Silent Wayfarer wrote:There's a series of books called the Virtual Reality Adventures; they don't use dice, they just check to see if you have certain abilities and codewords and the adventure proceeds from there.
Silent Wayfarer wrote:What is the most high-powered gamebook you've seen?
Assuming this question is for anyone...
The first thing that leaps to mind are the Grandmaster entries in the Lone Wolf series, where the fluff is pretty high-powered, but it's undermined a bit because the actual adventures are for the most part very similar to the things you've been doing all series.
The highest actual power books are probably the sci-fi ones where you have a spaceship. Very few fantasy settings (let alone protagonists) go as high-power as a goddamn spaceship with matching-scale weapons.
Silent Wayfarer wrote:There's a series of books called the Virtual Reality Adventures; they don't use dice, they just check to see if you have certain abilities and codewords and the adventure proceeds from there.
Can you elaborate what you mean by high-powered? Not sure I understand.
I was going to say "where you, the player, are considered a massive badass within the game world", but then I realized that it was a very subjective kind of thing. So I retract that question.
angelfromanotherpin wrote:
Silent Wayfarer wrote:What is the most high-powered gamebook you've seen?
Assuming this question is for anyone...
The first thing that leaps to mind are the Grandmaster entries in the Lone Wolf series, where the fluff is pretty high-powered, but it's undermined a bit because the actual adventures are for the most part very similar to the things you've been doing all series.
I like those; Lone Wolf is basically set up as the chosen hero of the Sun and he actually does tell the God of Evil and assorted champions to fuck right off at the tip of a sword.
The highest actual power books are probably the sci-fi ones where you have a spaceship. Very few fantasy settings (let alone protagonists) go as high-power as a goddamn spaceship with matching-scale weapons.
I've never actually played one of those, any examples?

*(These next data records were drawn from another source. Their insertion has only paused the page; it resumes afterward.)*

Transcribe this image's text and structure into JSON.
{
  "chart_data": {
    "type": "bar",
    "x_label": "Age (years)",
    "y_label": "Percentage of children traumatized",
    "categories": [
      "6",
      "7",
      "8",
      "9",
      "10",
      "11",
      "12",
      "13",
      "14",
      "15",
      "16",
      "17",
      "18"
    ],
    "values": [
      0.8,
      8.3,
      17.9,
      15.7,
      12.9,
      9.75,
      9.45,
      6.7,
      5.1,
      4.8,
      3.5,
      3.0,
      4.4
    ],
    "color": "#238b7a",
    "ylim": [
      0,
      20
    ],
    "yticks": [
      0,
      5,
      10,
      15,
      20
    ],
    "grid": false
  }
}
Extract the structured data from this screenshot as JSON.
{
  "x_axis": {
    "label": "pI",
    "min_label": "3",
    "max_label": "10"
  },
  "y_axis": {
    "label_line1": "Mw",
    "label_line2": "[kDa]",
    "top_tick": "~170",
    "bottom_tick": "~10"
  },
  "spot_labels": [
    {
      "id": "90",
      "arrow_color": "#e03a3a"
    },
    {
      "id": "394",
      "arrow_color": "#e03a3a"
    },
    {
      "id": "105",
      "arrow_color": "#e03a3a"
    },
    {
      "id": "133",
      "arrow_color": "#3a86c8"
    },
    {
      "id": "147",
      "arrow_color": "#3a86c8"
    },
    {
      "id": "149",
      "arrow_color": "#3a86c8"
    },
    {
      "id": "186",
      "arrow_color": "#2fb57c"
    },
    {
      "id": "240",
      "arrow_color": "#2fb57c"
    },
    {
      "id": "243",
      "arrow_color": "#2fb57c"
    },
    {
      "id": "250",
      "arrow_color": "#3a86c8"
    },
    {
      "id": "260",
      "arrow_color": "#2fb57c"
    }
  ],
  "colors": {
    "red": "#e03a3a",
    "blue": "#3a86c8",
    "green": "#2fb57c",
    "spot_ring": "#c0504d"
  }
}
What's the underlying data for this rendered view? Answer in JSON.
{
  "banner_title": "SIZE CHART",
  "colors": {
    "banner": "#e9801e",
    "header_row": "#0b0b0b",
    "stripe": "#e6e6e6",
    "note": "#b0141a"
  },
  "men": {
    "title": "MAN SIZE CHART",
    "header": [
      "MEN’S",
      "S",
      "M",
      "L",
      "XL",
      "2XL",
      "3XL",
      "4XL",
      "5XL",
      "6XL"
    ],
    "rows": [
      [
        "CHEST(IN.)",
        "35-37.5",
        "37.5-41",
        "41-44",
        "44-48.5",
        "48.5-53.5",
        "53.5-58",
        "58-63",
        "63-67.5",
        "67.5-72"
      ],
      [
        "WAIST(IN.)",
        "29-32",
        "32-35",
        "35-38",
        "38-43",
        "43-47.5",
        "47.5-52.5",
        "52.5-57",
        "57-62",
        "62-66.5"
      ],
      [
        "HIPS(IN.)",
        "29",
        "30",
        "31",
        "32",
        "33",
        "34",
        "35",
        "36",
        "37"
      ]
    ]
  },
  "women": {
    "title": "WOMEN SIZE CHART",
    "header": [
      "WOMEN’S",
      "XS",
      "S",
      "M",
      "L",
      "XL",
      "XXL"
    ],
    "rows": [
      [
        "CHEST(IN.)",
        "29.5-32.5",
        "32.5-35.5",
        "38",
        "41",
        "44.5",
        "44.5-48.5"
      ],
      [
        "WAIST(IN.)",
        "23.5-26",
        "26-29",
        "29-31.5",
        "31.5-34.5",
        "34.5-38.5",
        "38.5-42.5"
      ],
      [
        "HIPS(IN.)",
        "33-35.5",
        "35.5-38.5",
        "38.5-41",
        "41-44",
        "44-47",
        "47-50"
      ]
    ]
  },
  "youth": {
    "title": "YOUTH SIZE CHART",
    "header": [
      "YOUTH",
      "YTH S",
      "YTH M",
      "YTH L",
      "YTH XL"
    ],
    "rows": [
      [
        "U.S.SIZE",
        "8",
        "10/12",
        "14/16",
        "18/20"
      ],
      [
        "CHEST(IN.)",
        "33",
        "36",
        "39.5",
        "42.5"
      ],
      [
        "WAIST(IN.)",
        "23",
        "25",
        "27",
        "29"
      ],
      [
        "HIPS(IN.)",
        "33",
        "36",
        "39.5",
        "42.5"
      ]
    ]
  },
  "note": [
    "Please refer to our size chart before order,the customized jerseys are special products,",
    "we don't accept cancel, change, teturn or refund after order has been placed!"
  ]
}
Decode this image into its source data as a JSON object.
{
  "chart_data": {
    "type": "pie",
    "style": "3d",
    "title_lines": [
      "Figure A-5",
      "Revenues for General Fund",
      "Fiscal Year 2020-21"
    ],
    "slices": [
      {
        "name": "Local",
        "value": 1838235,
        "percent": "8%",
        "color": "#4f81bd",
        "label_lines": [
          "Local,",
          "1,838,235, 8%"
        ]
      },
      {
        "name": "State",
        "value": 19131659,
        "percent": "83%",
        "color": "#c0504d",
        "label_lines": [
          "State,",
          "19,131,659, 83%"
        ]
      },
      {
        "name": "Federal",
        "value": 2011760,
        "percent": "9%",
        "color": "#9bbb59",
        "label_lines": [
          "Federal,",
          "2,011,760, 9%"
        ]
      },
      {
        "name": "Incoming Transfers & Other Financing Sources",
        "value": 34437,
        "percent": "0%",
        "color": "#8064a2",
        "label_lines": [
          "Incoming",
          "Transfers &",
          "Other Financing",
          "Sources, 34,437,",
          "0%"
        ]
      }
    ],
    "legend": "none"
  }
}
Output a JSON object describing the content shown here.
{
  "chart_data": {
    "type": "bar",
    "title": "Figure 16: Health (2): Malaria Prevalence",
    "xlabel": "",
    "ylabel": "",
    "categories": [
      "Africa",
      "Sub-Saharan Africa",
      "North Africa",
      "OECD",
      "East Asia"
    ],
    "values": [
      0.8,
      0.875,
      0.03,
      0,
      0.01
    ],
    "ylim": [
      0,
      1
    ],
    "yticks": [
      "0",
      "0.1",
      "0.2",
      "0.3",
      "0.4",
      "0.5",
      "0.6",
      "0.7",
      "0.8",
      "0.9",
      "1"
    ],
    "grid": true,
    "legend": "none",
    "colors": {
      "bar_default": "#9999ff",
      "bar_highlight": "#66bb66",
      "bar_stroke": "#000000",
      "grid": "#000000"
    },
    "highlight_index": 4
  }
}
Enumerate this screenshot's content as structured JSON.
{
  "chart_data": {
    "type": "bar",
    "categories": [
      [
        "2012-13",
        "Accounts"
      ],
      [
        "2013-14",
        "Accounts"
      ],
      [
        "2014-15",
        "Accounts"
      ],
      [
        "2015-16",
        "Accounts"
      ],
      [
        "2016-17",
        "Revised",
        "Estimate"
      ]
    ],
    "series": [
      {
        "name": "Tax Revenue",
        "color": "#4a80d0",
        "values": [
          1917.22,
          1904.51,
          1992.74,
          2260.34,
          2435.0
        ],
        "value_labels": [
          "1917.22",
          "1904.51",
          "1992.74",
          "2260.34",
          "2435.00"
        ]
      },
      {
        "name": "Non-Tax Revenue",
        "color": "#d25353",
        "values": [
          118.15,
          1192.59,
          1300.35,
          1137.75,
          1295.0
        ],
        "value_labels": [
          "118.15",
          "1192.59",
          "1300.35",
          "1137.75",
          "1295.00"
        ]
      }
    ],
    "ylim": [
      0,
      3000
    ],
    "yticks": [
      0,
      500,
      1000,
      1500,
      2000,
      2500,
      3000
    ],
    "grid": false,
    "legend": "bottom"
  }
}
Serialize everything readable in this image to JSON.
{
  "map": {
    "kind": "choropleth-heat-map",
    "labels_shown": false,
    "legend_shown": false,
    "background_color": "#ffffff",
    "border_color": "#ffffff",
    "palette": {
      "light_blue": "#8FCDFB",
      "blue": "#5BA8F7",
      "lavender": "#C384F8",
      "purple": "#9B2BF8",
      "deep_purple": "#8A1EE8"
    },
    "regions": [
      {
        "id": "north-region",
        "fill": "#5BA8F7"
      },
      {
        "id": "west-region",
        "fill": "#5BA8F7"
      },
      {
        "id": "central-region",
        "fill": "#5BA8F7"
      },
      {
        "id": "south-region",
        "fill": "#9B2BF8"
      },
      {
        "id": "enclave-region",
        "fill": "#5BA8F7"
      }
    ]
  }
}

And on a tangent, has anyone played the Redeemer! book from Way of the Tiger? It's supposed to take place after the shitshow of an ending that was the 6th book.
If your religion is worth killing for, please start with yourself.
Silent Wayfarer wrote:There's a series of books called the Virtual Reality Adventures; they don't use dice, they just check to see if you have certain abilities and codewords and the adventure proceeds from there.
Can you elaborate what you mean by high-powered? Not sure I understand.
I was going to say "where you, the player, are considered a massive badass within the game world", but then I realized that it was a very subjective kind of thing. So I retract that question.
Well, by that definition, I would pick Lone Wolf, too. He's seemingly the one human that is the closest thing to a god in his world. Not just that, but apparently he's success or failure not only determines the fate of his own world, but is in fact the deciding factor whether Good or Evil will triumph in ALL the universes (because Magnamund was apparently the one remaining world where the contest between Naar and Kai was still unfinished, and Lone Wolf is the champion of that last world).
I discovered WOTT when I was like, 10, and it was the first gamebook series I ever played. So I was pretty excited to learn that there was a proper end to the series, not as excited when the price tag is 39 euros before shipping.
If your religion is worth killing for, please start with yourself.